2. Il training formativo per i medici e gli infermieri locali, sia in loco, durante le missioni, sia - con borse di studio – in Italia presso il gruppo Ospedaliero San Donato e altre strutture ospedaliere lombarde. Dal 2002 ad oggi sono stati formati: · due cardiologi · due cardiochirurghi · un anestesista · due tecnici di perfusione extracorporea · un responsabile per il centro trasfusionale · 12 infermieri. La formazione del personale è un fattore chiave di successo per tutto il Progetto e ad essa è stata dedicata la massima cura ed attenzione. 3. L’invio di materiale cardiologico e strumentale al St. Elisabeth General Catholic Hospital di Shisong e precisamente: · 1 ecocardiografo Acuson Aspen · 2 monitor per parametri cardiaci invasivi Siemens · 2 apparecchi rilevazione saturazione arteriosa transcutanea · 1 elettrocardiografo 12 tracce Philips.

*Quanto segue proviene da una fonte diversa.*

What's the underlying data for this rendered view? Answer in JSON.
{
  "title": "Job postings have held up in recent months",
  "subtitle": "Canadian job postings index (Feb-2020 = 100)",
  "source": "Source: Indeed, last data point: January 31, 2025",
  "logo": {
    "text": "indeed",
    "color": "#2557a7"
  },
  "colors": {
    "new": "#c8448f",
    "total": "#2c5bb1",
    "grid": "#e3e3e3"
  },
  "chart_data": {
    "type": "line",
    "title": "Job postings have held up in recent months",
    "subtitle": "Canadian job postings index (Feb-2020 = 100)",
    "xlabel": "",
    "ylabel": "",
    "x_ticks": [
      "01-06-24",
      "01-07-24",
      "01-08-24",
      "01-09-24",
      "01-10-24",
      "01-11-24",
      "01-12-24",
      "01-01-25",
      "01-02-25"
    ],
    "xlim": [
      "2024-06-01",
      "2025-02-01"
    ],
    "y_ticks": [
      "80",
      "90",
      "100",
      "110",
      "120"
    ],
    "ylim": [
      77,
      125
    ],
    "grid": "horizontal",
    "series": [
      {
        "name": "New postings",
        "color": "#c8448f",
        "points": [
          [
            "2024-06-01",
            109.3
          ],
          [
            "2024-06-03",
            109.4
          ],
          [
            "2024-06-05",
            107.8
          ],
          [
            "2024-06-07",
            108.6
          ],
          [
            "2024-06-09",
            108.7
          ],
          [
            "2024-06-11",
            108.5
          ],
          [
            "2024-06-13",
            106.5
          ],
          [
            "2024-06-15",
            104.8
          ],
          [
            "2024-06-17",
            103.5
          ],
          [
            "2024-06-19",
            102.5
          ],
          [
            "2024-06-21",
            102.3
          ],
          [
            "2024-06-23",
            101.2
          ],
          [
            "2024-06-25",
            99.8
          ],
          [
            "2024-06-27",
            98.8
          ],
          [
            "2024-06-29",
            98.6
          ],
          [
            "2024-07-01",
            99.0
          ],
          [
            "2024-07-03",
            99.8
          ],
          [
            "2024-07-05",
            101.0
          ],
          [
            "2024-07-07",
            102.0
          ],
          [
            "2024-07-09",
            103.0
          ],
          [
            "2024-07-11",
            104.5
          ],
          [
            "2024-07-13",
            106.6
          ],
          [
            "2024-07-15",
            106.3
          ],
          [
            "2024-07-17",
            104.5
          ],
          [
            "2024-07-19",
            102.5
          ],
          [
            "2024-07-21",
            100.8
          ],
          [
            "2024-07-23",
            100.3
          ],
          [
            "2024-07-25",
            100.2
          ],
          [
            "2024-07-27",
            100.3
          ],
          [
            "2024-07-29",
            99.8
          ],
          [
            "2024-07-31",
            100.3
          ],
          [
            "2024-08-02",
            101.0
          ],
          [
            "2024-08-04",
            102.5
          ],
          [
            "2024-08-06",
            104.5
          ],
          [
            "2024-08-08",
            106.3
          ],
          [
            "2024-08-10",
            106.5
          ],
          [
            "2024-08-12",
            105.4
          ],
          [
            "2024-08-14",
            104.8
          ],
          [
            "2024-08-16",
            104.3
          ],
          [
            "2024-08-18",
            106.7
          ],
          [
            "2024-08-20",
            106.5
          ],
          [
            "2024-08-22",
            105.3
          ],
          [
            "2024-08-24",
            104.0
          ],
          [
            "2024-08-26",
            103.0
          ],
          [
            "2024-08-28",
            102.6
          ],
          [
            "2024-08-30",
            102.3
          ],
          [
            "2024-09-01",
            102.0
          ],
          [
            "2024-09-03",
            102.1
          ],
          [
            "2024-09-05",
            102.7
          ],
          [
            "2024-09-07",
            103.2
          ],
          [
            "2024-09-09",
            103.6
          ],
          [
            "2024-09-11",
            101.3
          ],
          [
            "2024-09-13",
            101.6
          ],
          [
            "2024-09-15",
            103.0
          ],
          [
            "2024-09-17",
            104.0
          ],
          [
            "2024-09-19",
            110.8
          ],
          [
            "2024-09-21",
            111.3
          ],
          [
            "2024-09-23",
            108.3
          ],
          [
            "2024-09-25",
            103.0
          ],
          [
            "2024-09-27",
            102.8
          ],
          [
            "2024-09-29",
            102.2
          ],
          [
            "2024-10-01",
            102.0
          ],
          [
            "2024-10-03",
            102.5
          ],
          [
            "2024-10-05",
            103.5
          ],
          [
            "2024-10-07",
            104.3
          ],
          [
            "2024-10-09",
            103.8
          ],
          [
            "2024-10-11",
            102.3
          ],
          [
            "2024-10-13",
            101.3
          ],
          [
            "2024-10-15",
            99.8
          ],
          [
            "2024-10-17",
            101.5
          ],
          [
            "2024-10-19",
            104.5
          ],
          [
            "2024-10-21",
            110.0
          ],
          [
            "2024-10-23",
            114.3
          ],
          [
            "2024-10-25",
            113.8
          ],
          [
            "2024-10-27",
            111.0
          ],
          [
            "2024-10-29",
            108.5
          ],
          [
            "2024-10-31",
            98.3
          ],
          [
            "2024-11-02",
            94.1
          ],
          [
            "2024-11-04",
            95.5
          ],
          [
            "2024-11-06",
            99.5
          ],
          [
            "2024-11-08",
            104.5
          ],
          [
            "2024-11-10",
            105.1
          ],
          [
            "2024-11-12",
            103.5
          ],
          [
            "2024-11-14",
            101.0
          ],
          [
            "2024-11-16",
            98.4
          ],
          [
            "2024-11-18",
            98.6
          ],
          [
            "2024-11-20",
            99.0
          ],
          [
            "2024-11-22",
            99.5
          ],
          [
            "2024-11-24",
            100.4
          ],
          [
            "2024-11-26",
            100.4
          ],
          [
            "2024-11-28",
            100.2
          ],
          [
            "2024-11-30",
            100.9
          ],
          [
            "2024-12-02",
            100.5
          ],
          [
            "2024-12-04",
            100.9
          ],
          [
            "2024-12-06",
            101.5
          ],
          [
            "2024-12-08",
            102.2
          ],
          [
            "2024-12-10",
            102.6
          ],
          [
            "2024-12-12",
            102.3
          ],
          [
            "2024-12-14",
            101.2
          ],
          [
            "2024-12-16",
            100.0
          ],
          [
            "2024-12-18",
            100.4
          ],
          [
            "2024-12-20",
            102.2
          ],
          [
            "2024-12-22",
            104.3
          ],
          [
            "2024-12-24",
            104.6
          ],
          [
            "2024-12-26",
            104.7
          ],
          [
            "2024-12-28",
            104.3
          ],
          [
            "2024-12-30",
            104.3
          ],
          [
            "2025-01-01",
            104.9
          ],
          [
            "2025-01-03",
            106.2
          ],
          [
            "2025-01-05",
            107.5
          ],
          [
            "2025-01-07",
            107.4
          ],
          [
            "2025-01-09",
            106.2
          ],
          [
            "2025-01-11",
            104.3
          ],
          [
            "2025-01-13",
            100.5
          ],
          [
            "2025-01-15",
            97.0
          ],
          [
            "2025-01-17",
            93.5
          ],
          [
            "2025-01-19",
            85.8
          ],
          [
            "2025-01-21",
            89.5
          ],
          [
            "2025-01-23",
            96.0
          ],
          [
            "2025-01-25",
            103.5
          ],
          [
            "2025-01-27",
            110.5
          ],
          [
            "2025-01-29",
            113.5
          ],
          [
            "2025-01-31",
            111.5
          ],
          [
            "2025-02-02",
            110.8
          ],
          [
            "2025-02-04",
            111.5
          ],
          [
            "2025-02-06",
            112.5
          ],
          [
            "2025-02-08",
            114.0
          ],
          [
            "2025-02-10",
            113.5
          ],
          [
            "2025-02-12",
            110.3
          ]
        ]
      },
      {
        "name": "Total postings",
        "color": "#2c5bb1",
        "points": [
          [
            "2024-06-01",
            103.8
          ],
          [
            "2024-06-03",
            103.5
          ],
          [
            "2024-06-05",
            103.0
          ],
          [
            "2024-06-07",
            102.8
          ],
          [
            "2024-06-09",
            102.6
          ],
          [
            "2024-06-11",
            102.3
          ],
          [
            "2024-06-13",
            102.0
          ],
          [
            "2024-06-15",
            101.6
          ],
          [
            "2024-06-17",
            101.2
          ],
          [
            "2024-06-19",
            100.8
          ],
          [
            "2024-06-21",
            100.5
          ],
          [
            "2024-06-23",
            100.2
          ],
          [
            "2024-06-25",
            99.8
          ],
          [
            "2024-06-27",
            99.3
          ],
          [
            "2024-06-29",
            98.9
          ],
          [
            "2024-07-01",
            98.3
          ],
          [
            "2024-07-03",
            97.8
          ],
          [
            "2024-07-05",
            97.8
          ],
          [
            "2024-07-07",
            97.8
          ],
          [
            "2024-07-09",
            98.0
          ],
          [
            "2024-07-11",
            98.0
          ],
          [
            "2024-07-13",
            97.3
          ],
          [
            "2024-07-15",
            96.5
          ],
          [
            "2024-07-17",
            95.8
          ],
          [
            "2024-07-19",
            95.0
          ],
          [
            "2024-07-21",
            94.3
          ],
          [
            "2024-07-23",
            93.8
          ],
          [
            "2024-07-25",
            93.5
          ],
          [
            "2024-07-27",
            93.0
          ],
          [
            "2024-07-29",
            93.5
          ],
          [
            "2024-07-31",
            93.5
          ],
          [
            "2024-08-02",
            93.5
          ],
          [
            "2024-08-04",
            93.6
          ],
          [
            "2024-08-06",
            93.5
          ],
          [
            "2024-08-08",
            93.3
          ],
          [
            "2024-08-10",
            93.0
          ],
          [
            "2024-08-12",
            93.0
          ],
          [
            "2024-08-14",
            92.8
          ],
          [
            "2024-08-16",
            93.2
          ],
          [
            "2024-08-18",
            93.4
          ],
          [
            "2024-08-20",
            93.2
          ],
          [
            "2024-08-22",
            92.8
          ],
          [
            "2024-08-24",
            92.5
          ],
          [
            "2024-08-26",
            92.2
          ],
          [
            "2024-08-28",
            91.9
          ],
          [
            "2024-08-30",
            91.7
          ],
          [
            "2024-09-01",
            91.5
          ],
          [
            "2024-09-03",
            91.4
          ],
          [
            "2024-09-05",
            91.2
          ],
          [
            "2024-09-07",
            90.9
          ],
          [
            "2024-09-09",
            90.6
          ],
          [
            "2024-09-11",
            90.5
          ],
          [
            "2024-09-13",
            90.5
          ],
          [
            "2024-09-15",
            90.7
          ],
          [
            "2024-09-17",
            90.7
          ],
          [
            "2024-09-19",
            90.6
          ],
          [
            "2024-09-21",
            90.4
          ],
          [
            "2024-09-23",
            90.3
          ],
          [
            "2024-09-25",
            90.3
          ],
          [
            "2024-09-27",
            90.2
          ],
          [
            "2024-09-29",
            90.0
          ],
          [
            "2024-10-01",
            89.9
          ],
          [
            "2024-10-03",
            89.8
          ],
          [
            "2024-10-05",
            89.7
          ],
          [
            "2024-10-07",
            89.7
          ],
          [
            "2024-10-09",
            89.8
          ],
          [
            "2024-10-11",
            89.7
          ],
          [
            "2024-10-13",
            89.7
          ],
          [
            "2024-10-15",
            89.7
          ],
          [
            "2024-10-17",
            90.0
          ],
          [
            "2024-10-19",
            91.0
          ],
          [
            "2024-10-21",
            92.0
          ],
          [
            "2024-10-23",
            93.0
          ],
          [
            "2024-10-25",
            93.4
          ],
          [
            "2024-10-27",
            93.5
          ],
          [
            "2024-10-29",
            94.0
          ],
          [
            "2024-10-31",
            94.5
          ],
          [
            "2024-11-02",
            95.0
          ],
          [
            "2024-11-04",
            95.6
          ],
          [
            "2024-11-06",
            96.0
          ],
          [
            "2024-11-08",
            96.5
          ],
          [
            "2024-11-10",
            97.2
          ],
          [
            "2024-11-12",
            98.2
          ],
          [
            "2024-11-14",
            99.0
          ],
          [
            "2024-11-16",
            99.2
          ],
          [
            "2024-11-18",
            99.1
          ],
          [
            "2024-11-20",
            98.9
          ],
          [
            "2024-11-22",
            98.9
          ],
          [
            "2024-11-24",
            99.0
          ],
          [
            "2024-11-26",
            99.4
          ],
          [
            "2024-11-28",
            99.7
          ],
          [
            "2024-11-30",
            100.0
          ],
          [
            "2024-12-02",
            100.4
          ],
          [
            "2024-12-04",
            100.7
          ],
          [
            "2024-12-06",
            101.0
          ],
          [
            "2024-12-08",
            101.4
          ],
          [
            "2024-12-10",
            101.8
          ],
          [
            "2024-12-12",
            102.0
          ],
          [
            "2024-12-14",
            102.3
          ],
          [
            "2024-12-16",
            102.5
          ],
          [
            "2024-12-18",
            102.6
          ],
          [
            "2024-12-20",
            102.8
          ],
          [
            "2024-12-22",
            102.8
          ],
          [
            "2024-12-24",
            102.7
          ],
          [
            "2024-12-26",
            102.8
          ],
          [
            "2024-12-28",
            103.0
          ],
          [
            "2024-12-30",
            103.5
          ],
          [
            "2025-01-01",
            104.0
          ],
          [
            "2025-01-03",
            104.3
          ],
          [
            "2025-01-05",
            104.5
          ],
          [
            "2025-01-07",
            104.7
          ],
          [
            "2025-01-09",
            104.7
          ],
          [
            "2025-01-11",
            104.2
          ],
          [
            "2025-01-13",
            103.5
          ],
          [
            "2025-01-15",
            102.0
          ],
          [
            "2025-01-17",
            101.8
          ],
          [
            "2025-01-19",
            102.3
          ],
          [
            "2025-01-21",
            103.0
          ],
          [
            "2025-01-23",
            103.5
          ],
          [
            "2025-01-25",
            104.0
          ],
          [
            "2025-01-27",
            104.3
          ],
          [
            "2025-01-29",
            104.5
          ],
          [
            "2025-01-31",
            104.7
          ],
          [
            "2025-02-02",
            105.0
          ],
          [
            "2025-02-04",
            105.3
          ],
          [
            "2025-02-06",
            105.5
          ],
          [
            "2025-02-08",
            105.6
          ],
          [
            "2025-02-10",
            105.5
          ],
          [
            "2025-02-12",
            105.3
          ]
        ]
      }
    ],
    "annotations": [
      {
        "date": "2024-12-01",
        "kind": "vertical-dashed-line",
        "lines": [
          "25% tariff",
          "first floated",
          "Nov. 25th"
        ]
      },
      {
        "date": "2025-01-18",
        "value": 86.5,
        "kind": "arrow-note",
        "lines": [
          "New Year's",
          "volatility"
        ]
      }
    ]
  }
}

4. La costruzione del “Cardiac Center”, ovvero di un vero e proprio Centro dedicato alla cardiochirurgia presso il St. Elisabeth General Catholic Hospital di Shisong è iniziata nel dicembre 2004. Il progetto ha previsto la costruzione di 5 blocchi: · un reparto adulti · un reparto pediatrico · un centro diagnostico · la terapia intensiva · il blocco sala operatoria più emodinamica. La messa in opera del progetto esecutivo è stata seguita sul campo da un team di supervisori tecnici dell’Associazione Cuore Fratello onlus. Le opere murarie – eseguite da personale camerunese - sono state le prime ad essere realizzate; successivamente, si è proceduto con la fase di installazione dell’impiantistica (idrica, elettrica e gas medicali), a cui è seguita la consegna e l’installazione di tutte le apparecchiature medicali.
Dall’inizio del progetto “Cardiac Center” nel suo complesso fino ad oggi molto è stato fatto: · 9 missioni di medici volontari (di cui 4 missioni operatorie) · 122 pazienti operati in Italia · 3700 pazienti in terapia medica periodicamente visitati presso il “Cardiac Center” · 18 pazienti operati a Shisong nelle sale operatorie della chirurgia generale.